Mosque in Sawah Besar, Jakarta, Indonesia

The Lautze Mosque (Masjid Lautze) is a mosque in Sawah Besar, Jakarta, Indonesia.

==History==
The mosque was established in 1991 by Haji Abdul Karim Oei Foundation by renting a shop lot and named after Abdul Karim Oei, a prominent nationalist and Chinese Indonesians. It was then later expanded to two shop lots adjacent to each other in 1994 after receiving a grant from dictator Suharto. It was then inaugurated by Research and Technology Minister B. J. Habibie in the same year. In 2018, the mosque nameplate was displayed outside the building.

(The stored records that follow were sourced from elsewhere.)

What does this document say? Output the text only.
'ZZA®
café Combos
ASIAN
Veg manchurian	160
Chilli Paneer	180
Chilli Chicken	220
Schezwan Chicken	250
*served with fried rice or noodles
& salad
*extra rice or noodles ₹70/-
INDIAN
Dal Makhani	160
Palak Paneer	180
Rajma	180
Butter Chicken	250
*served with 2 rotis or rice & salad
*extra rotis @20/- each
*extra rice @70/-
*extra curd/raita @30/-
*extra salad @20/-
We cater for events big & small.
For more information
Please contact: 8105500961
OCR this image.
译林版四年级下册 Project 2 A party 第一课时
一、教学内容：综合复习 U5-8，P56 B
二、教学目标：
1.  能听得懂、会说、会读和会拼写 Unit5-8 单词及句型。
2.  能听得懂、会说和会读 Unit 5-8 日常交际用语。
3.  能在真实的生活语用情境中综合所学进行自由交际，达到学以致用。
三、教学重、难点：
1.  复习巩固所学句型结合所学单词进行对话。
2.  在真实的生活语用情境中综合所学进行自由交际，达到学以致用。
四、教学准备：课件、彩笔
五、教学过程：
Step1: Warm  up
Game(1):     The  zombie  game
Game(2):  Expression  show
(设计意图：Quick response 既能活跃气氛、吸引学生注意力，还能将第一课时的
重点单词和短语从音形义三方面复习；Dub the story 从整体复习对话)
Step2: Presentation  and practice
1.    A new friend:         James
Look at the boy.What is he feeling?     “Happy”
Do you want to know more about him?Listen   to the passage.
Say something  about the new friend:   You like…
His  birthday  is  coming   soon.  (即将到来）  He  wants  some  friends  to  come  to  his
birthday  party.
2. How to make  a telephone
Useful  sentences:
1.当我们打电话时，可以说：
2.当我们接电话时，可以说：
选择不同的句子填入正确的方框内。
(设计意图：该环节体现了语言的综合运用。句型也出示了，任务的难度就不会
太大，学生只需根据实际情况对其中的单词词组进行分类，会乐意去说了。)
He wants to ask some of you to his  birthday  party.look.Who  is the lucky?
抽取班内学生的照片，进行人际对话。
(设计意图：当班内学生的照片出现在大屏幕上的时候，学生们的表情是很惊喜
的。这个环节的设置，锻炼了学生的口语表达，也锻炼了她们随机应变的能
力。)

The Mosque in Jakarta has become a haven for ethnic Chinese Indonesians embracing Islam and a focal point of community integration.

==Architecture==
The mosque is housed in a two adjacent shop lot buildings with red, yellow and green exterior colors. It has a total of three floors and can accommodate up to 300 worshippers. The ground floor houses the main prayer hall, the upper floor houses the additional prayer hall and the wudu area and the top most floor houses the administration office. It was designed with Chinese architectural style.

==Transportation==
The mosque is accessible within walking distance northeast of Sawah Besar Station of Kereta Api Indonesia.